The following chart shows the merkleization overhead in terms of gas in relation to the contract size, for all contracts on the Goerli testnet. Gas was computed by measuring the runtime and comparing it against the runtime of the ECRECOVER precompile on the same machine.
Here we used the hexary MPT for the code tree as specified currently in the EIP. As expected the runtime rises linearly with code size. Currently contract creation costs 200 gas per byte of code. By increasing that number to 203 we can cover this overhead. Or because the overhead is not that significant not bump the gas cost at all.
But we don’t plan to use the hexary MPT for code. There are 3 options: SSZ, a simple merkle tree, the binary trie. Here I also experimented with the fastssz implementation and measured the overhead in a similar way as above.

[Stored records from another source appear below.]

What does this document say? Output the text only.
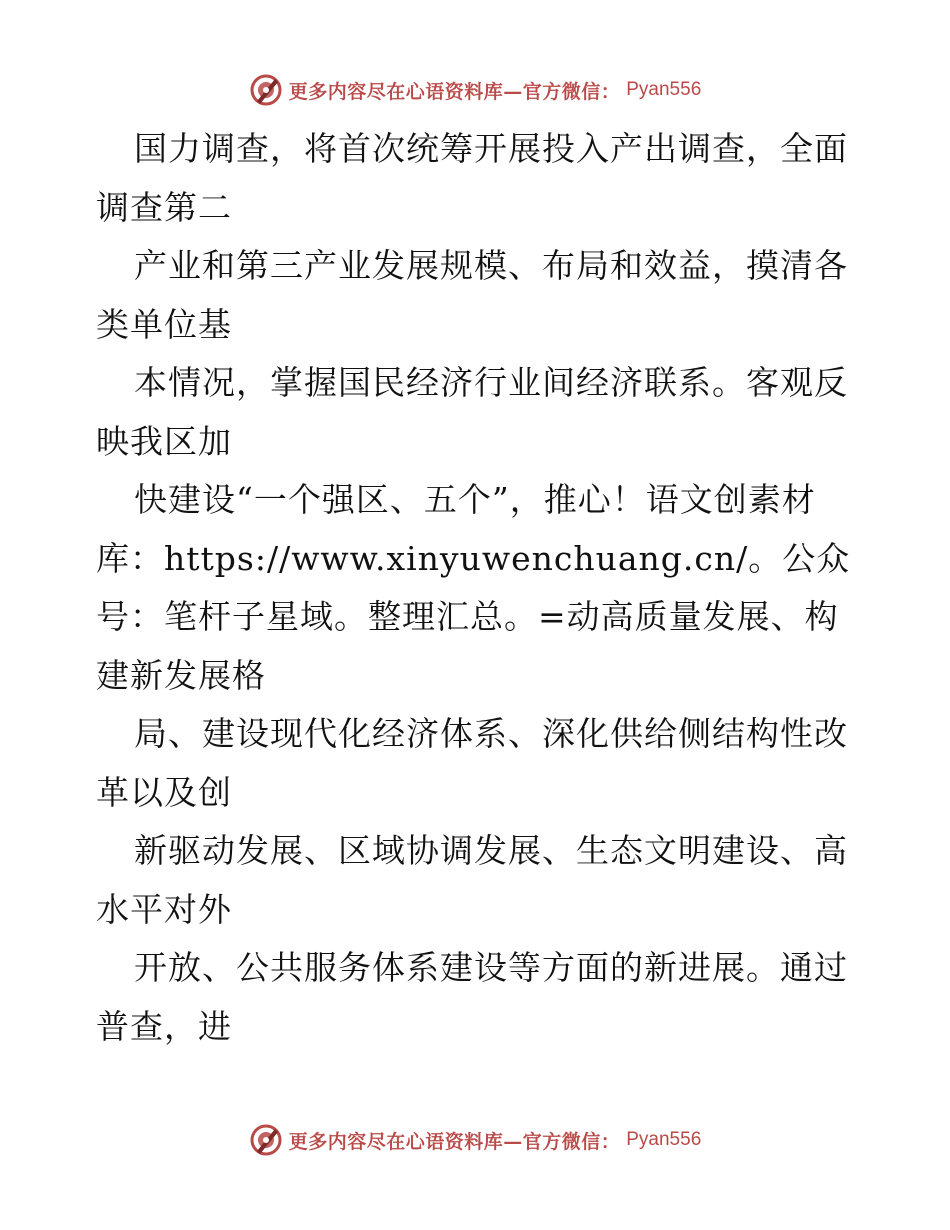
更多内容尽在心语资料库—官方微信： Pyan556

国力调查，将首次统筹开展投入产出调查，全面调查第二

产业和第三产业发展规模、布局和效益，摸清各类单位基

本情况，掌握国民经济行业间经济联系。客观反映我区加

快建设“一个强区、五个”，推心！语文创素材库：https://www.xinyuwenchuang.cn/。公众号：笔杆子星域。整理汇总。=动高质量发展、构建新发展格

局、建设现代化经济体系、深化供给侧结构性改革以及创

新驱动发展、区域协调发展、生态文明建设、高水平对外

开放、公共服务体系建设等方面的新进展。通过普查，进

更多内容尽在心语资料库—官方微信： Pyan556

Fastssz uses an accelerated sha256 implementation by default for hashing the tree. The column ssz_sha shows fastssz’s performance overhead when using the default hasher. ssz_keccak replaces the default hash function with geth’s keccak256 implementation. Interestingly both perform better than the MPT, even though binary trees incur more hashing. I think this might be because SSZ’s tree structure is more-or-less known at compile-time as opposed to the MPT.
The same measurement is pending for the binary trie and I’ll update the post once I have numbers on that.
There is a related proposal by @vbuterin to first introduce charging chunk costs. I took the liberty to share it here, given there’s an implementation in geth which links to it, and also an implementation in evmone.
Would this be an opportunity to start allowing smart contracts to refer to existing bytecode? That way, they could simply re-use already existing code and one could potentially a lot of storage as identical smart contracts could be deduplicated.